文型の違い

【日本語の文型】「Vたまま」と「Vながら」って何が違うの?

外国人に日本語を教えていると、文型や言葉の違いを質問されることが多々ありますが、タイトルの「Vたまま」と「Vながら」の違いもその1つです。

例えば、「立ちながらラーメンを食べる」と「立ったままラーメンを食べる」は何が違いますかというような質問です。

英語訳ではwhileを使って訳されていることが多いのですが、2つの文型には意味や使い方で違いがあります。

今回はこの2つの文型の違いを確認しましょう。

「Vたまま」と「Vながら」の違い

では早速、違いを理解するために、以下の例文を見てください。

(1) テレビをつけながら、出かけてしまった。

(2) テレビをつけたまま、出かけてしまった。

みなさんなら、どちらの文型を使いますか?

全員が(2)の「つけたまま」を使いますね。これはテレビをつけた状態で、出かけることを意味するので、自然な文ですね。

では、(1)の文はどんな文でしょうか。この文ですと、チャンネルをオンにする動作と同時に、出かけるという不可能に行為がイメージできますね。

もう一つ、例文を見ておきましょう。

(3) クリーニングのタグをつけながら、ジャケットを着ていた。

(4) クリーニングのタグをつけたまま、ジャケットを着ていた。

今度はどうでしょうか。

(4)の文はクリーニングのタグがジャケットについた状態で、着ていたという自然な文ですね。

一方で(3)はクリーニングに新たにタグをつける動作と同時に、ジャケットを着るという不自然な行為になってしまいます。

つまり、「Vたまま」と「Vながら」が表す意味は次のようになります。

「Vたまま」と「Vながら」の意味の違い
  1. 「Vたまま」はある状態が継続している中で他のことをすること。
  2. 「Vながら」は2つの動作を同時に行うこと。

例文(2)では、テレビがついているという継続性のある状態で、出かけるという行為をしていますし、例文(4)でも、クリーニングのタグがついているという状態で、ジャケットを着るという行為をしています。

このようにある状態が継続している中、他のことをする場合は「Vたまま」を使うのが普通です。


「Vたまま」と「Vながら」で使える動詞の種類は?

「〜たまま」で使える動詞は「つける」や「立つ」などのすぐに動作が完了するような動詞と一緒に使うことができます。

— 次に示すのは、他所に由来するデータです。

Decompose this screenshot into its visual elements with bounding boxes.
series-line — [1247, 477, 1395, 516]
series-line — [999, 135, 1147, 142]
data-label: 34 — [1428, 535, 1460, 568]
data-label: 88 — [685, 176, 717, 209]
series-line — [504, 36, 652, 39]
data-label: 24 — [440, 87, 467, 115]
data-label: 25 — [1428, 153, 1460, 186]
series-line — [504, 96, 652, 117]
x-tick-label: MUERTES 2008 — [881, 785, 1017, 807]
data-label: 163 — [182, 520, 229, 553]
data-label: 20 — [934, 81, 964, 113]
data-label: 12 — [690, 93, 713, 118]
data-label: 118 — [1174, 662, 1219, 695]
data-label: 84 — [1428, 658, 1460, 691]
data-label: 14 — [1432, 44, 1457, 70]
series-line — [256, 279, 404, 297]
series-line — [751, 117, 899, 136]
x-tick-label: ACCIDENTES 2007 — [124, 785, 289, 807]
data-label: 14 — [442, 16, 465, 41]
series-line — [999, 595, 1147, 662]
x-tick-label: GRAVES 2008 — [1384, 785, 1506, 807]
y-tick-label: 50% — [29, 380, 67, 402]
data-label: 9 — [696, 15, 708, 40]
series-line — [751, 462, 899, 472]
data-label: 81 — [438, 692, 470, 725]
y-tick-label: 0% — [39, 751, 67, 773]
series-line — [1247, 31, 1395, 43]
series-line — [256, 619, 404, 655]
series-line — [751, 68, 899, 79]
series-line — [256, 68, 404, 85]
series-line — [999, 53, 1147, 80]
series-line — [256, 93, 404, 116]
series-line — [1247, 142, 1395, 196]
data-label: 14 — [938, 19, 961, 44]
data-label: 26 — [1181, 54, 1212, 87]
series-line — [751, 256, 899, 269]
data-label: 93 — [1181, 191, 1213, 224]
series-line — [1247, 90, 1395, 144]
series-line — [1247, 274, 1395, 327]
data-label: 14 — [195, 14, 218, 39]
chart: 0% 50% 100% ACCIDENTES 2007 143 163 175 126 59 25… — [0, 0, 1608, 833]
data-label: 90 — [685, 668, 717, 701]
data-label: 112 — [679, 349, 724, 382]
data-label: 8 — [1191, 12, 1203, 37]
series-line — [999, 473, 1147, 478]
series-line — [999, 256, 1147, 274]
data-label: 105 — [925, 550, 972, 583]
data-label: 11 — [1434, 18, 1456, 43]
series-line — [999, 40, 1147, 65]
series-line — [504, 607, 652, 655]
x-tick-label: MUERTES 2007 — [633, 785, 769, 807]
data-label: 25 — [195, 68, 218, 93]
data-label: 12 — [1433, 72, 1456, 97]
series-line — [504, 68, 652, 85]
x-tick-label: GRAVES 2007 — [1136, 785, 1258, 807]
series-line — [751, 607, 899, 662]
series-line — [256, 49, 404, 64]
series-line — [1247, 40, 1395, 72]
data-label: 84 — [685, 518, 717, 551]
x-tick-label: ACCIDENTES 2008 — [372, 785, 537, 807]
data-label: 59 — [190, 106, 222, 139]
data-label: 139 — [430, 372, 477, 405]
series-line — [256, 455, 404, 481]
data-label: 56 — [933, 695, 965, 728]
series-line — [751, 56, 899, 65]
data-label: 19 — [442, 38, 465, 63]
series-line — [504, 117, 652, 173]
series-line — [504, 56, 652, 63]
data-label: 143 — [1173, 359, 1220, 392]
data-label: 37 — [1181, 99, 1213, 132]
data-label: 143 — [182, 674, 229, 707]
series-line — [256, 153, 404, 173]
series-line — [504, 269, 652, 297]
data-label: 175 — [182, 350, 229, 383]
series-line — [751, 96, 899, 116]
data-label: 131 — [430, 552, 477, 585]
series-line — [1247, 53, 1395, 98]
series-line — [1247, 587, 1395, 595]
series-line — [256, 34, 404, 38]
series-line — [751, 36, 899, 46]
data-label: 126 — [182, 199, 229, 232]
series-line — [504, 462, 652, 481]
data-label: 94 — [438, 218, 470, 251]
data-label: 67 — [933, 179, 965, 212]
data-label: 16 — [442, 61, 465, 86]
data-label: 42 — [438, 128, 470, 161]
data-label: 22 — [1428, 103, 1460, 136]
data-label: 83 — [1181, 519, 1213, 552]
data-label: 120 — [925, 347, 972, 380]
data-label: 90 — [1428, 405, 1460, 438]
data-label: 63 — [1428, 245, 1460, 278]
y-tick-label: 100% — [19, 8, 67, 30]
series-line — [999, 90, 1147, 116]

このすぐに動作が完了するような動詞を瞬間動詞と言います。

瞬間動詞の例
立つ / 座る / 開ける / 閉める / 死ぬ /(メガネを)かける / 着る / 鍵をかける

一方で、これら瞬間動詞は「〜ながら」には原則、接続できません。

例文を考えてみればわかると思いますが、「死にながら」や「鍵をかけながら」というような言葉は使わないですよね。

ですから、2つの文型の接続の違いとしては、使える動詞が「瞬間動詞」か、そうでないかといった違いがあります。

Vたまま」と「Vながら」の接続の違い
  1. 「〜たまま」は瞬間動詞と接続する。
  2. 「Vながら」は瞬間動詞と接続しない。

ただし、「立つ」「座る」などの一部の瞬間動詞では「ながら」に接続しても許容されてきている側面もあります。

(例)
・ちょっと座りながら話しましょう。
・立ちながら食べるラーメンはやっぱり最高だね。

まとめ

今回は「Vたまま」と「Vながら」の違いを紹介しました。

最後に2つの文型の違いを以下にまとめておきます。

まとめ
  1. 意味の違い
    「Vたまま」はある状態が継続している中で、別のことをすること。
    「Vながら」は2つの動作を同時に行うこと。
  2. 接続の違い
    「Vたまま」は瞬間動詞に接続する。
    「Vながら」は瞬間動詞以外の動詞に接続する。

外国人に日本語を教えている方は、違いを質問されたら説明してあげましょう。